Spełnione marzenie Marcina Mazurowskiego
Wystawę kobiecych aktów pochodzącego z Łomży fotografika Marcina Mazurowskiego otwarto w Galerii Pod Arkadami. – Jest to trzecia taka wystawa odkąd ja prowadzę tę galerię, ale wcześniej były to wystawy zbiorowe czy plakatu z aktem – podkreśla Przemysław Karwowski, kierownik Galerii Pod Arkadami. – Ale taka wystawa indywidualna pod tytułem „Akt” jest tu pierwsza.
– Dla mnie jest to przede wszystkim powrót na ziemię łomżyńską – mówi Marcin Mazurowski. – Bardzo często przechodziłem obok tej galerii, bo mieszkałem obok urzędu miejskiego i zawsze marzyłem, żeby kiedyś, kiedy dorosnę pokazać tutaj swoje prace.
I dzisiaj moje marzenie się spełniło – czyli warto marzyć!
Marcin Mazurowski mieszka obecnie w Bytomiu na Śląsku, ale pierwsze fotograficzne nauki pobierał w Łomży.
– Jako człowiek zostałem w znacznej części ukształtowany przez takich ludzi jak Jerzy Chaberek, Stanisław Zeszut i kilku innych – podkreśla Mazurowski. – Chwała im za to, że mogłem się od nich uczyć. Wszędzie gdzie się znajdę podkreślam, że wywodzę się z Łomży i tego środowiska.
W ciągu ostatnich sześciu lat miał dziewięć wystaw indywidualnych.
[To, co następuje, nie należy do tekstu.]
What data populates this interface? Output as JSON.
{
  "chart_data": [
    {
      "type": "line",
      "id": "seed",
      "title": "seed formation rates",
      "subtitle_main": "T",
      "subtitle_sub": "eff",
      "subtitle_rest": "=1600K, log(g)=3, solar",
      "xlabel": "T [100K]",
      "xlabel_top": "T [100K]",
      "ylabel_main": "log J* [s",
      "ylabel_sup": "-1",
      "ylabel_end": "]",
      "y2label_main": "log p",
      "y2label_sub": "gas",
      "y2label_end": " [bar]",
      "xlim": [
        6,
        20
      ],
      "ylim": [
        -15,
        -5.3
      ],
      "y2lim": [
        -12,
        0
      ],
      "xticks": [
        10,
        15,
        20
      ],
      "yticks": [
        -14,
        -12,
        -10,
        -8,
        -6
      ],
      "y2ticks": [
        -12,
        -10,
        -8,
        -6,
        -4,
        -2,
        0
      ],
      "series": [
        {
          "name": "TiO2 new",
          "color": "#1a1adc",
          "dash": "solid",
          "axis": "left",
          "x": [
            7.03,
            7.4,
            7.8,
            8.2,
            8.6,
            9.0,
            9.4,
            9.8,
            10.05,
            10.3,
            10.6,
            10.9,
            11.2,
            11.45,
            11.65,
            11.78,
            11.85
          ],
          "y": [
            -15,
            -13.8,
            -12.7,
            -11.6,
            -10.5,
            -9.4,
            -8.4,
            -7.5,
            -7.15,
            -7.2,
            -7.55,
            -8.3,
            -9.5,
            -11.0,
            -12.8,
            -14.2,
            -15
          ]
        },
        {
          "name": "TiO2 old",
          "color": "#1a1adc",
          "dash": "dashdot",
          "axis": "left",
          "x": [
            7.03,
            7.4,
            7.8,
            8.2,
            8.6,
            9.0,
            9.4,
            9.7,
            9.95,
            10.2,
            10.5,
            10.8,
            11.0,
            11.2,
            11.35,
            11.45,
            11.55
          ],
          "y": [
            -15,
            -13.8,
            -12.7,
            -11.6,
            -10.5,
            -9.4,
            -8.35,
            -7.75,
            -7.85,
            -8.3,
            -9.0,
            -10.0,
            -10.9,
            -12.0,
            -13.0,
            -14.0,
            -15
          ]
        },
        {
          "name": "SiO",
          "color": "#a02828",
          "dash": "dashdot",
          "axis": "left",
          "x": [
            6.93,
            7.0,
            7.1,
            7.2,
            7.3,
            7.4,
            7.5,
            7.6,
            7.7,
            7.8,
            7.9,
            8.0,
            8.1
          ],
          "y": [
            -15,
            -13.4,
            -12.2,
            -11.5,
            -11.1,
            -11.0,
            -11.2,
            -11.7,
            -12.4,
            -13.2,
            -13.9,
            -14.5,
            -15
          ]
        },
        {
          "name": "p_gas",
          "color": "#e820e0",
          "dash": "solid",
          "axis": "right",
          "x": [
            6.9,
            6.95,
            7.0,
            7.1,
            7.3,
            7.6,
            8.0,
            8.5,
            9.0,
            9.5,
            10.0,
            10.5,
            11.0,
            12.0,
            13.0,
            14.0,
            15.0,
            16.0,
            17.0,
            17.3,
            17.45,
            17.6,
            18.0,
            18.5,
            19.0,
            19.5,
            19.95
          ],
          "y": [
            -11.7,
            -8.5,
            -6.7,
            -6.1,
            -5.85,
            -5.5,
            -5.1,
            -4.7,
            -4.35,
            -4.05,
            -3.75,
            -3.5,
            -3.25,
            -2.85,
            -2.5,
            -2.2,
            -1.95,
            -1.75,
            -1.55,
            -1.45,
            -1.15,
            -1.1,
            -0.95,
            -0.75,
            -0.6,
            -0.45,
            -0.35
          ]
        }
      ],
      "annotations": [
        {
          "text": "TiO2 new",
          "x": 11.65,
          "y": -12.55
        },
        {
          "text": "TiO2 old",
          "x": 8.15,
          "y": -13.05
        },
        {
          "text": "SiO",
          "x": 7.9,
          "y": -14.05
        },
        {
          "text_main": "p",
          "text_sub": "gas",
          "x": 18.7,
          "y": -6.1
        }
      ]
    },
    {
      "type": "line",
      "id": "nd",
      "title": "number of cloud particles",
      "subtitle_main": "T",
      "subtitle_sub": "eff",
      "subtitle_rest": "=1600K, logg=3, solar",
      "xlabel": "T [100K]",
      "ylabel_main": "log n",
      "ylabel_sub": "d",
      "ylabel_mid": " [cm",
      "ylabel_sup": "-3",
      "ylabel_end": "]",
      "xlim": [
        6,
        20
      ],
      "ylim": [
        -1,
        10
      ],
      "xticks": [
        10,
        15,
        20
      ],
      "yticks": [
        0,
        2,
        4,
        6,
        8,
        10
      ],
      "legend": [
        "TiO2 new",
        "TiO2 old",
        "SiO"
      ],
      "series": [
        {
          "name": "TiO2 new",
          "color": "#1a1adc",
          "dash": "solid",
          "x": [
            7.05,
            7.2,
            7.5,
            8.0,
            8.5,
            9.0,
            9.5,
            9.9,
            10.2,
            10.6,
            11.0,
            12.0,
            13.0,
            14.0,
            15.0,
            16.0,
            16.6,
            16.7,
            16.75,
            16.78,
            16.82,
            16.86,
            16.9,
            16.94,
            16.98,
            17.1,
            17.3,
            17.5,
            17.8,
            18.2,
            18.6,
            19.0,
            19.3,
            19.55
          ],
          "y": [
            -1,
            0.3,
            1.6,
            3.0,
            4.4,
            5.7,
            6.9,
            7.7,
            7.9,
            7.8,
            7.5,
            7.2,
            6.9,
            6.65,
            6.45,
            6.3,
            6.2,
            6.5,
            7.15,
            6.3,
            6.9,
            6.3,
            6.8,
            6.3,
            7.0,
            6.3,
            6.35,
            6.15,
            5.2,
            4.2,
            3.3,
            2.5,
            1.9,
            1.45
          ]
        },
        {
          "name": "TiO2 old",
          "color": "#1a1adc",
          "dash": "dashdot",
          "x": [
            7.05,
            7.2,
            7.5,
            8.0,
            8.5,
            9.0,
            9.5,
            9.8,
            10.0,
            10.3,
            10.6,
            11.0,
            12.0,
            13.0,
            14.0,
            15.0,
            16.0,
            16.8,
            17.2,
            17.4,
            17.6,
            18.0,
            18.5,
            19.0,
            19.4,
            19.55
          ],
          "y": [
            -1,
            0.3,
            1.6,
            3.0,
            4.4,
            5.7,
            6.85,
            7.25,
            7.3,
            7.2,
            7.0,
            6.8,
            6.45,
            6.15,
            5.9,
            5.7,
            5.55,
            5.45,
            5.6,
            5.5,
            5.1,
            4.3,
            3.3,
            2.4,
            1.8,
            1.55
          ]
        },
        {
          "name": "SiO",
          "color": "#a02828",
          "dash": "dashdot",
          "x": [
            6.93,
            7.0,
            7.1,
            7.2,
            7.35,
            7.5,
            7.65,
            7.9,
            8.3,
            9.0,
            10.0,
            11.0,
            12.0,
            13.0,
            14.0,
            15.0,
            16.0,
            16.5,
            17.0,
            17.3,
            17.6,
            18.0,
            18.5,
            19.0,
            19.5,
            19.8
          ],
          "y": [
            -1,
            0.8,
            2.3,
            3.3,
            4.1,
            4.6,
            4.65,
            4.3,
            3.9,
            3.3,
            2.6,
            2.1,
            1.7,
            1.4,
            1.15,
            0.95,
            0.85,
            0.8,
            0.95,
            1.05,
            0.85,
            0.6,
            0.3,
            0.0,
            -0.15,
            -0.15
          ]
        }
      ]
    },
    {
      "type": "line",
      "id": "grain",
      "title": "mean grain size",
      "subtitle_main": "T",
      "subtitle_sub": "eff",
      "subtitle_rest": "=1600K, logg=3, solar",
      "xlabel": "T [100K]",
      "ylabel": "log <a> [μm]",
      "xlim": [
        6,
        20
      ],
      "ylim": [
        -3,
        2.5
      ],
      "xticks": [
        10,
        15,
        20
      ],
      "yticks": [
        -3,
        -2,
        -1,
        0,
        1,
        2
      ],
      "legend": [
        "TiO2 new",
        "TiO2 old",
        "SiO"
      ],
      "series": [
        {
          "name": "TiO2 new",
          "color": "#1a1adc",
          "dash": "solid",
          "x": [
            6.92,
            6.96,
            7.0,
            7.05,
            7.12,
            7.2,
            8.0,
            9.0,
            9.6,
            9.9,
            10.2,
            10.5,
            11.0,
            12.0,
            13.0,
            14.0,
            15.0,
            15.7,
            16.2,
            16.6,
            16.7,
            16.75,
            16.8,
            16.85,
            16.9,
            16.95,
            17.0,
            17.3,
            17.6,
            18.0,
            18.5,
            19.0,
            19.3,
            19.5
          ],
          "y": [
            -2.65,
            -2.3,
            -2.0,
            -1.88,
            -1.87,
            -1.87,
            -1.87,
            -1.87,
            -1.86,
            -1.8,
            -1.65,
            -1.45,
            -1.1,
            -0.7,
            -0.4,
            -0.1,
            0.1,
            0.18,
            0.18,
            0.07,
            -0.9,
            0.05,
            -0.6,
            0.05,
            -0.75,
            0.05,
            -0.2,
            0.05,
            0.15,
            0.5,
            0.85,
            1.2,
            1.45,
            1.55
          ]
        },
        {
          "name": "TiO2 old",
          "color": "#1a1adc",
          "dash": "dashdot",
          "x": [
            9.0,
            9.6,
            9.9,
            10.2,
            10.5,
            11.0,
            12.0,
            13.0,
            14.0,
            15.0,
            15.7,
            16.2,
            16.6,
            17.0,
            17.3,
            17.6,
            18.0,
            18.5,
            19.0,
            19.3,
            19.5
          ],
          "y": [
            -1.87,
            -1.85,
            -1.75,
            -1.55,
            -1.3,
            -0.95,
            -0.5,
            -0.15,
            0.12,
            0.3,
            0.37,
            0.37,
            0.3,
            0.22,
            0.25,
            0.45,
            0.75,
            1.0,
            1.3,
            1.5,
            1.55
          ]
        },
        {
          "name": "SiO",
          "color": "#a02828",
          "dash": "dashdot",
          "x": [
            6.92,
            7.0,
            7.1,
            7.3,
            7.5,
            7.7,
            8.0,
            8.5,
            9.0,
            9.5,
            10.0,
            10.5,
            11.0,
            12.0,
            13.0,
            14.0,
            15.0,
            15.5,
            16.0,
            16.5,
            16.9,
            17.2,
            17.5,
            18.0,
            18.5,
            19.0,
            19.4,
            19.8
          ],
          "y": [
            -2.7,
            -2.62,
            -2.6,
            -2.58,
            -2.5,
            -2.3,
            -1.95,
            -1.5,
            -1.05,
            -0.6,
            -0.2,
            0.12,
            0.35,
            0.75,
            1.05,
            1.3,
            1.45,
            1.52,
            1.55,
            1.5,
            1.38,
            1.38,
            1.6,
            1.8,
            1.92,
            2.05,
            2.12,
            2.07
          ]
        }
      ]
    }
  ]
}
Dwie kolejne otworzył na ziemi łomżyńskiej: w czwartek w Zabielu zaprezentował cykl „Ginące zawody”, w piątek w Łomży „Akt”. Prace składające się na tę wystawę przyciągają wzrok zamierzonym minimalizmem oraz świadomym nawiązaniem do klasycznych technik fotograficznych: czerni i bieli, pracy ze światłem, sposobu kadrowania.
– Dwa akty powstały na klasycznej błonie – wyjaśnia fotografik. – Reszta to jest aparat cyfrowy, pojmowany klasycznie. W żadnej z tych prac nie używam photoshopa. Żeby się stale samodoskonalić używam ciągle filmu. Bo film to jest coś takiego, co od razu karze i nagradza, bo każdy błąd kosztuje, czego nie mogą powiedzieć ludzie, którzy pracują na cyfrze. Dlatego staram się zarażać ludzi filmem i slajdem.
Mazurowski nie koncentruje się tylko na ukazaniu piękna kobiecego ciała, starając się nadać mu jednocześnie jak najwięcej cech indywidualnych. Dlatego na części zdjęć ciała modelek przypominają geometryczne bryły czy litery. Na innych sprawiają wrażenie nierealnych, wyłaniających się ze świetlnej poświaty bytów, pozbawionych cielesności i związanej z nią przyziemności.
– Od aktu i generalnie od sztuki oczekuję czegoś, co wprawi mnie w stan zakłopotania i każe się chwilę zastanowić – deklaruje Mazurowski. – To tak samo jak z filmami – przy „oczywistej oczywistości” przerywam oglądanie po 10. minutach. Nie chciałbym tworzyć banału, bo wtedy nie jestem twórcą, tylko odtwórcą. Nie chcę nikogo kopiować – wolę, żeby ludziom się nie podobało, albo bardzo podobało, bo to stwarza emocje. A jeśli ktoś przyjdzie na wystawę, coś odkryje, ale nie poświęci temu czasu to znaczy, że to był błąd i porażka z mojej strony.